Scientific American checks out how fire-prevention efforts are actually apparently hurting bat populations:
In California’s Sierra Nevada ecosystem, bats have adapted to occasional blazes. But a century of fire-suppression policies has kept some areas unburned for unusually long periods, resulting in denser forests with thicker undergrowth. “We wanted to see how these shifts in how fires are burning might be influencing bat biodiversity,” says University of California, Berkeley, ecologist Zack Steel, who conducted the research while a graduate student at the University of California, Davis.
Steel and his colleagues deployed an array of microphones to count bats by recording their distinctive echolocation chirps and squeaks over four years at six sites in the Sierra Nevada. Three of the areas had recently endured fires, and three remained unburned.

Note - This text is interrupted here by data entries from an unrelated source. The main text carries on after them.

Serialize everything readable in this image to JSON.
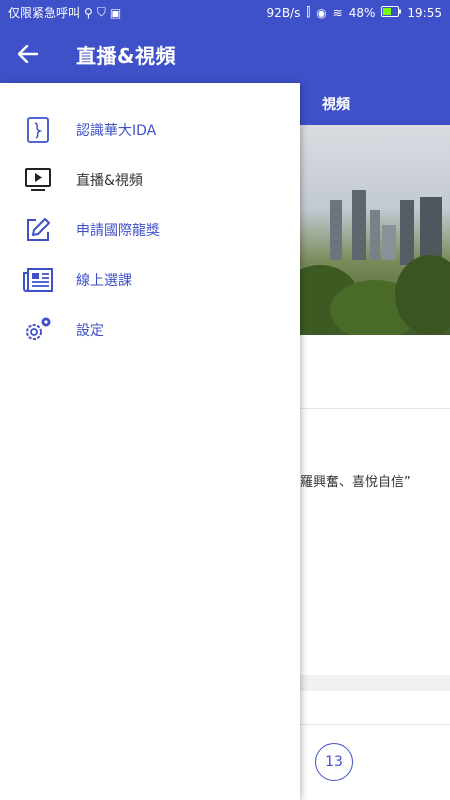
{
  "status": {
    "notification_text": "仅限紧急呼叫",
    "net_speed": "92B/s",
    "battery": "48%",
    "time": "19:55"
  },
  "appbar": {
    "title": "直播&視頻"
  },
  "background": {
    "tab_label": "視頻",
    "quote_text": "羅興奮、喜悅自信”",
    "badge_number": "13"
  },
  "drawer": {
    "items": [
      {
        "label": "認識華大IDA",
        "icon": "ida-logo-icon"
      },
      {
        "label": "直播&視頻",
        "icon": "tv-play-icon"
      },
      {
        "label": "申請國際龍獎",
        "icon": "edit-icon"
      },
      {
        "label": "線上選課",
        "icon": "newspaper-icon"
      },
      {
        "label": "設定",
        "icon": "gears-icon"
      }
    ]
  },
  "colors": {
    "primary": "#3f51c9",
    "active_text": "#333333"
  }
}
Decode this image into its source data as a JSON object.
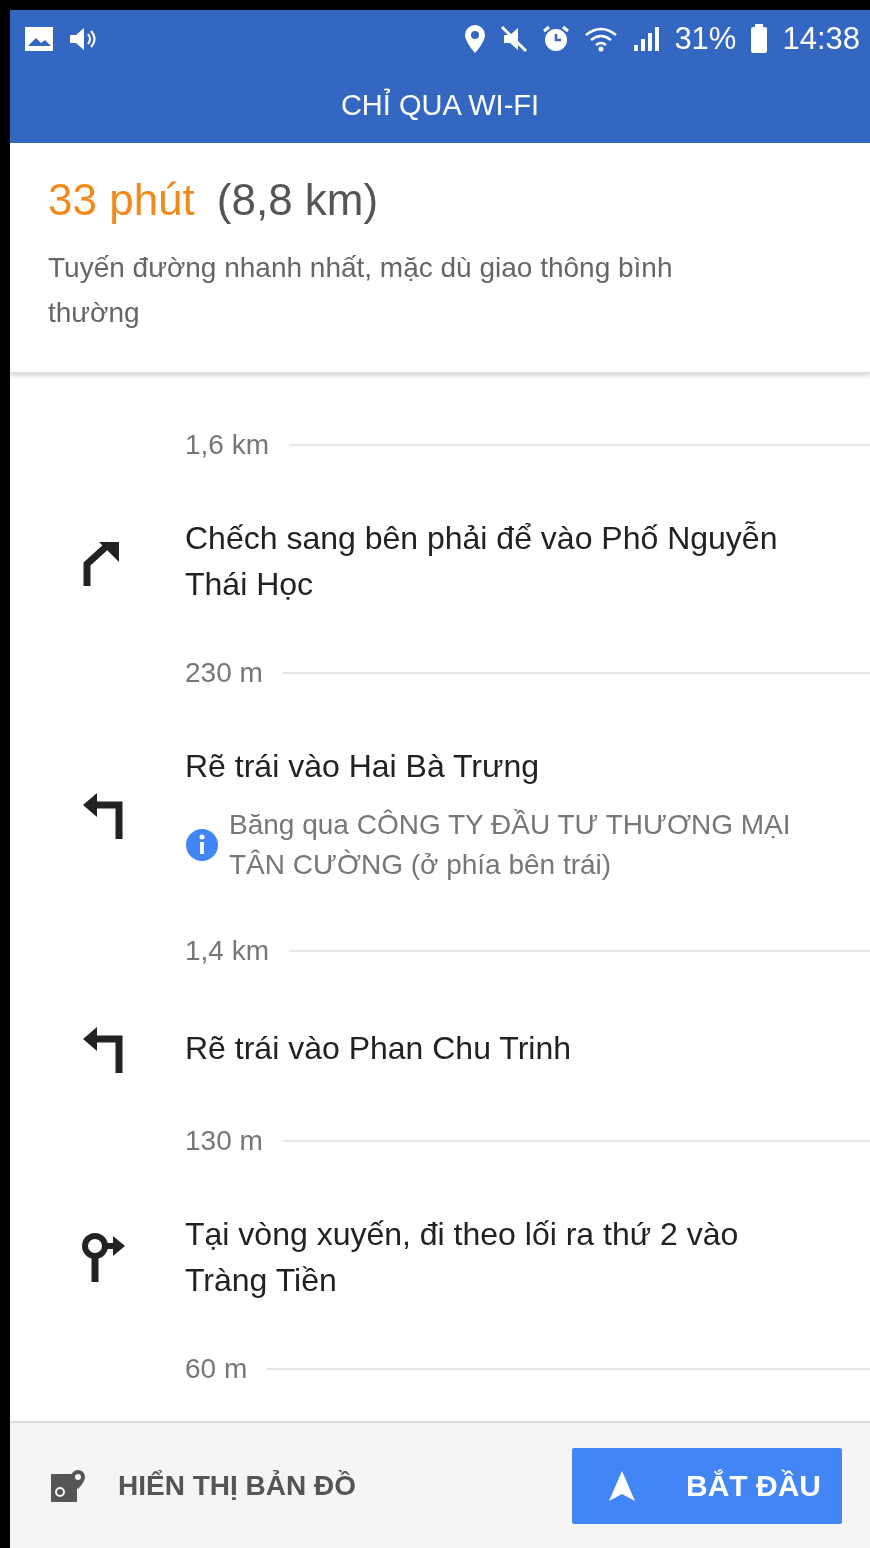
{
  "status_bar": {
    "battery": "31%",
    "time": "14:38"
  },
  "title_bar": {
    "title": "CHỈ QUA WI-FI"
  },
  "summary": {
    "duration": "33 phút",
    "distance": "(8,8 km)",
    "description": "Tuyến đường nhanh nhất, mặc dù giao thông bình thường"
  },
  "steps": [
    {
      "kind": "distance",
      "text": "1,6 km"
    },
    {
      "kind": "slight-right",
      "text": "Chếch sang bên phải để vào Phố Nguyễn Thái Học"
    },
    {
      "kind": "distance",
      "text": "230 m"
    },
    {
      "kind": "left",
      "text": "Rẽ trái vào Hai Bà Trưng",
      "note": "Băng qua CÔNG TY ĐẦU TƯ THƯƠNG MẠI TÂN CƯỜNG (ở phía bên trái)"
    },
    {
      "kind": "distance",
      "text": "1,4 km"
    },
    {
      "kind": "left",
      "text": "Rẽ trái vào Phan Chu Trinh"
    },
    {
      "kind": "distance",
      "text": "130 m"
    },
    {
      "kind": "roundabout",
      "text": "Tại vòng xuyến, đi theo lối ra thứ 2 vào Tràng Tiền"
    },
    {
      "kind": "distance",
      "text": "60 m"
    }
  ],
  "bottom_bar": {
    "map_button": "HIỂN THỊ BẢN ĐỒ",
    "start_button": "BẮT ĐẦU"
  }
}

Seventeen bat species call these forests home. The study revealed that eight of them tended to frequent the unburned patches, whereas 11 used the burned areas (some species visited both). “We expected to see one group of species benefiting from fire—the more open-habitat-adapted species—and another group, the more clutter-adapted species, being negatively affected by fire, preferring the unburned areas,” Steel says. “But even some of those species were occurring more often in burned areas.”
What is ideal, the researchers write, is a combination of unburned areas and ones burned at different levels of severity—which they refer to as pyrodiversity. The results were published last December in the journal Scientific Reports.